Coronaviruses related to pandemic virus found in lab freezers: Study
London: Researchers have found coronaviruses closely related to SARS-CoV-2, the virus responsible for the Covid-19 pandemic, in bats stored in laboratory freezers in Cambodia and Japan, according to a study published in the journal Nature.
The virus in Cambodia was discovered in two Shamel's horseshoe bats stored in a freezer, which were captured in the north of the country in 2010.
Meanwhile, a team in Japan found another closely related coronavirus in frozen bat droppings, the study showed.
"The viruses are the first known relatives of SARS-CoV-2 to be found outside China," said the study, noting that the new findings support the World Health Organisation's search across Asia to investigate the animal origin of the COVID-19 pandemic.
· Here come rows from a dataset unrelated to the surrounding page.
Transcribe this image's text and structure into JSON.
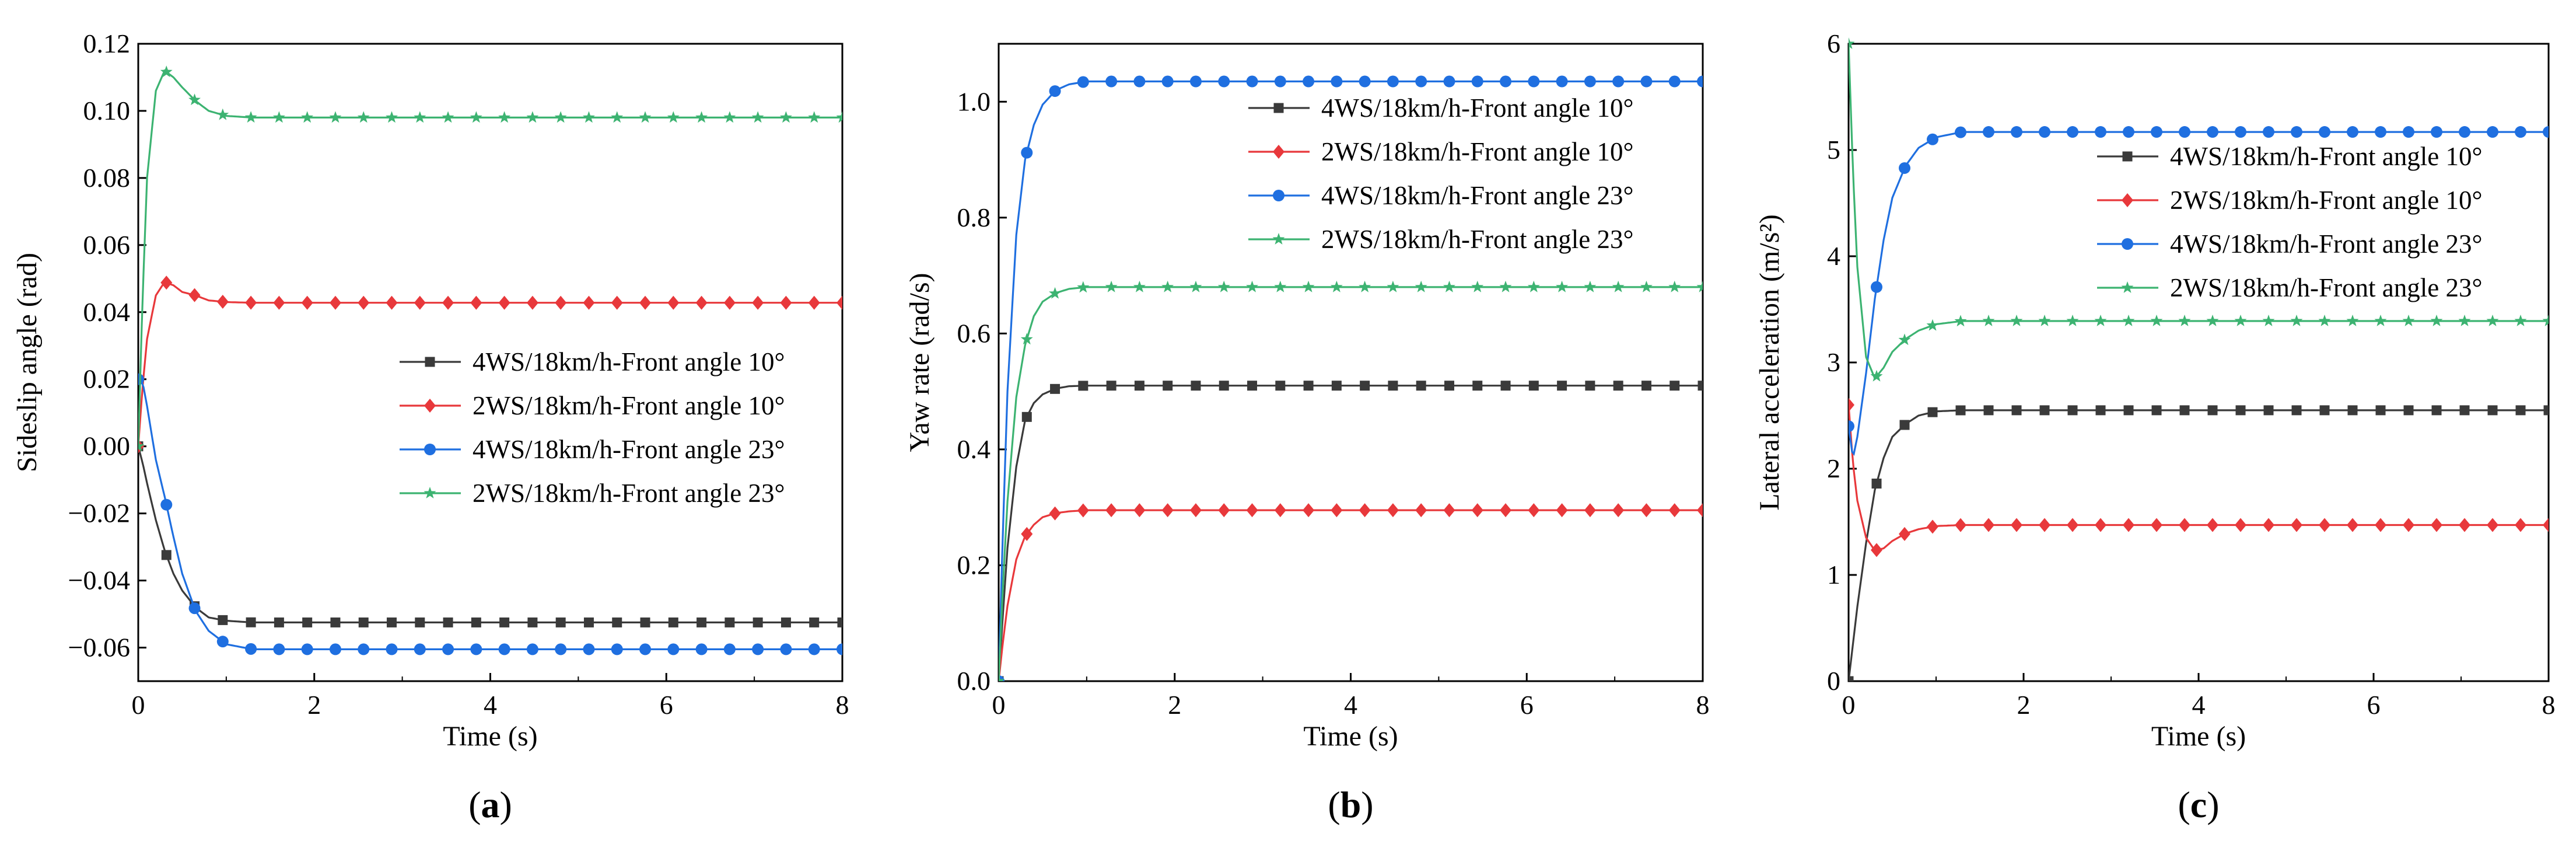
{
  "chart_data": [
    {
      "id": "a",
      "type": "line",
      "caption": "a",
      "xlabel": "Time (s)",
      "ylabel": "Sideslip angle (rad)",
      "xlim": [
        0,
        8
      ],
      "ylim": [
        -0.07,
        0.12
      ],
      "xticks": [
        0,
        2,
        4,
        6,
        8
      ],
      "xtick_labels": [
        "0",
        "2",
        "4",
        "6",
        "8"
      ],
      "yticks": [
        -0.06,
        -0.04,
        -0.02,
        0.0,
        0.02,
        0.04,
        0.06,
        0.08,
        0.1,
        0.12
      ],
      "ytick_labels": [
        "−0.06",
        "−0.04",
        "−0.02",
        "0.00",
        "0.02",
        "0.04",
        "0.06",
        "0.08",
        "0.10",
        "0.12"
      ],
      "legend_position": "center-right",
      "series": [
        {
          "name": "4WS/18km/h-Front angle 10°",
          "color": "#3a3a3a",
          "marker": "square",
          "x": [
            0,
            0.05,
            0.1,
            0.2,
            0.3,
            0.4,
            0.5,
            0.65,
            0.8,
            1.0,
            1.3,
            1.6,
            2,
            8
          ],
          "y": [
            0.0,
            -0.005,
            -0.011,
            -0.022,
            -0.031,
            -0.038,
            -0.043,
            -0.048,
            -0.051,
            -0.052,
            -0.0525,
            -0.0525,
            -0.0525,
            -0.0525
          ]
        },
        {
          "name": "2WS/18km/h-Front angle 10°",
          "color": "#e8383b",
          "marker": "diamond",
          "x": [
            0,
            0.05,
            0.1,
            0.2,
            0.3,
            0.4,
            0.5,
            0.65,
            0.8,
            1.0,
            1.3,
            1.6,
            2,
            8
          ],
          "y": [
            0.0,
            0.018,
            0.032,
            0.045,
            0.049,
            0.048,
            0.046,
            0.045,
            0.0435,
            0.043,
            0.0428,
            0.0428,
            0.0428,
            0.0428
          ]
        },
        {
          "name": "4WS/18km/h-Front angle 23°",
          "color": "#1f6fe0",
          "marker": "circle",
          "x": [
            0,
            0.05,
            0.1,
            0.2,
            0.3,
            0.4,
            0.5,
            0.65,
            0.8,
            1.0,
            1.3,
            1.6,
            2,
            8
          ],
          "y": [
            0.02,
            0.019,
            0.012,
            -0.004,
            -0.015,
            -0.027,
            -0.038,
            -0.049,
            -0.055,
            -0.059,
            -0.0605,
            -0.0605,
            -0.0605,
            -0.0605
          ]
        },
        {
          "name": "2WS/18km/h-Front angle 23°",
          "color": "#3cb371",
          "marker": "star",
          "x": [
            0,
            0.05,
            0.1,
            0.2,
            0.3,
            0.4,
            0.5,
            0.65,
            0.8,
            1.0,
            1.3,
            1.6,
            2,
            8
          ],
          "y": [
            0.0,
            0.045,
            0.08,
            0.106,
            0.112,
            0.11,
            0.107,
            0.103,
            0.1,
            0.0985,
            0.098,
            0.098,
            0.098,
            0.098
          ]
        }
      ]
    },
    {
      "id": "b",
      "type": "line",
      "caption": "b",
      "xlabel": "Time (s)",
      "ylabel": "Yaw rate (rad/s)",
      "xlim": [
        0,
        8
      ],
      "ylim": [
        0,
        1.1
      ],
      "xticks": [
        0,
        2,
        4,
        6,
        8
      ],
      "xtick_labels": [
        "0",
        "2",
        "4",
        "6",
        "8"
      ],
      "yticks": [
        0.0,
        0.2,
        0.4,
        0.6,
        0.8,
        1.0
      ],
      "ytick_labels": [
        "0.0",
        "0.2",
        "0.4",
        "0.6",
        "0.8",
        "1.0"
      ],
      "legend_position": "upper-right",
      "series": [
        {
          "name": "4WS/18km/h-Front angle 10°",
          "color": "#3a3a3a",
          "marker": "square",
          "x": [
            0,
            0.05,
            0.1,
            0.2,
            0.3,
            0.4,
            0.5,
            0.65,
            0.8,
            1.0,
            1.3,
            2,
            8
          ],
          "y": [
            0.0,
            0.12,
            0.23,
            0.37,
            0.45,
            0.48,
            0.495,
            0.505,
            0.509,
            0.51,
            0.51,
            0.51,
            0.51
          ]
        },
        {
          "name": "2WS/18km/h-Front angle 10°",
          "color": "#e8383b",
          "marker": "diamond",
          "x": [
            0,
            0.05,
            0.1,
            0.2,
            0.3,
            0.4,
            0.5,
            0.65,
            0.8,
            1.0,
            1.3,
            2,
            8
          ],
          "y": [
            0.0,
            0.07,
            0.13,
            0.21,
            0.25,
            0.27,
            0.283,
            0.29,
            0.293,
            0.295,
            0.295,
            0.295,
            0.295
          ]
        },
        {
          "name": "4WS/18km/h-Front angle 23°",
          "color": "#1f6fe0",
          "marker": "circle",
          "x": [
            0,
            0.05,
            0.1,
            0.2,
            0.3,
            0.4,
            0.5,
            0.65,
            0.8,
            1.0,
            1.3,
            2,
            8
          ],
          "y": [
            0.0,
            0.27,
            0.5,
            0.77,
            0.9,
            0.96,
            0.995,
            1.02,
            1.03,
            1.035,
            1.035,
            1.035,
            1.035
          ]
        },
        {
          "name": "2WS/18km/h-Front angle 23°",
          "color": "#3cb371",
          "marker": "star",
          "x": [
            0,
            0.05,
            0.1,
            0.2,
            0.3,
            0.4,
            0.5,
            0.65,
            0.8,
            1.0,
            1.3,
            2,
            8
          ],
          "y": [
            0.0,
            0.17,
            0.31,
            0.49,
            0.58,
            0.63,
            0.655,
            0.67,
            0.677,
            0.68,
            0.68,
            0.68,
            0.68
          ]
        }
      ]
    },
    {
      "id": "c",
      "type": "line",
      "caption": "c",
      "xlabel": "Time (s)",
      "ylabel": "Lateral acceleration (m/s²)",
      "xlim": [
        0,
        8
      ],
      "ylim": [
        0,
        6
      ],
      "xticks": [
        0,
        2,
        4,
        6,
        8
      ],
      "xtick_labels": [
        "0",
        "2",
        "4",
        "6",
        "8"
      ],
      "yticks": [
        0,
        1,
        2,
        3,
        4,
        5,
        6
      ],
      "ytick_labels": [
        "0",
        "1",
        "2",
        "3",
        "4",
        "5",
        "6"
      ],
      "legend_position": "center-right",
      "series": [
        {
          "name": "4WS/18km/h-Front angle 10°",
          "color": "#3a3a3a",
          "marker": "square",
          "x": [
            0,
            0.05,
            0.1,
            0.2,
            0.3,
            0.4,
            0.5,
            0.65,
            0.8,
            1.0,
            1.3,
            2,
            8
          ],
          "y": [
            0.0,
            0.35,
            0.7,
            1.3,
            1.8,
            2.1,
            2.3,
            2.42,
            2.5,
            2.54,
            2.55,
            2.55,
            2.55
          ]
        },
        {
          "name": "2WS/18km/h-Front angle 10°",
          "color": "#e8383b",
          "marker": "diamond",
          "x": [
            0,
            0.05,
            0.1,
            0.2,
            0.3,
            0.4,
            0.5,
            0.65,
            0.8,
            1.0,
            1.3,
            2,
            8
          ],
          "y": [
            2.6,
            2.05,
            1.7,
            1.35,
            1.23,
            1.25,
            1.32,
            1.39,
            1.43,
            1.46,
            1.47,
            1.47,
            1.47
          ]
        },
        {
          "name": "4WS/18km/h-Front angle 23°",
          "color": "#1f6fe0",
          "marker": "circle",
          "x": [
            0,
            0.05,
            0.1,
            0.2,
            0.3,
            0.4,
            0.5,
            0.65,
            0.8,
            1.0,
            1.3,
            2,
            8
          ],
          "y": [
            2.4,
            2.1,
            2.3,
            2.9,
            3.6,
            4.15,
            4.55,
            4.85,
            5.02,
            5.12,
            5.17,
            5.17,
            5.17
          ]
        },
        {
          "name": "2WS/18km/h-Front angle 23°",
          "color": "#3cb371",
          "marker": "star",
          "x": [
            0,
            0.05,
            0.1,
            0.2,
            0.3,
            0.4,
            0.5,
            0.65,
            0.8,
            1.0,
            1.3,
            2,
            8
          ],
          "y": [
            6.0,
            4.8,
            3.9,
            3.05,
            2.85,
            2.95,
            3.1,
            3.22,
            3.3,
            3.36,
            3.39,
            3.39,
            3.39
          ]
        }
      ]
    }
  ]
}
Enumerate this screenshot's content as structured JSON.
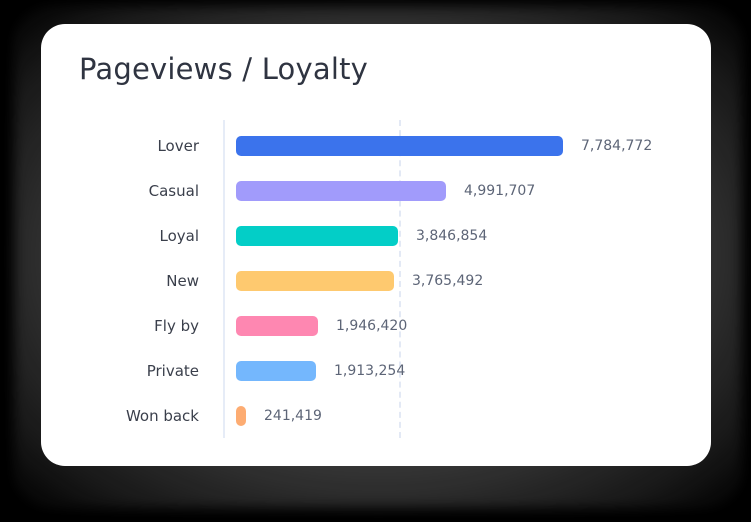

But whether the new coronavirus SARS-CoV-2 passed directly from bats to people or through an intermediate host still remains unknown, reports Xinhua news agency.
"Both discoveries are exciting because they confirm that viruses closely related to SARS-CoV-2 are relatively common in Rhinolophus bats, and even in bats found outside China," Alice Latinne, an evolutionary biologist at the Wildlife Conservation Society Vietnam in Hanoi, who has seen some of the Cambodian team's analysis, was quoted as saying.
Aaron Irving, an infectious-diseases researcher at Zhejiang University in China's Hangzhou, who also plans to test stored samples of bats and other mammals, said the findings suggest that other "as-yet undiscovered SARS-CoV-2 relatives" could be stored in lab freezers, it added.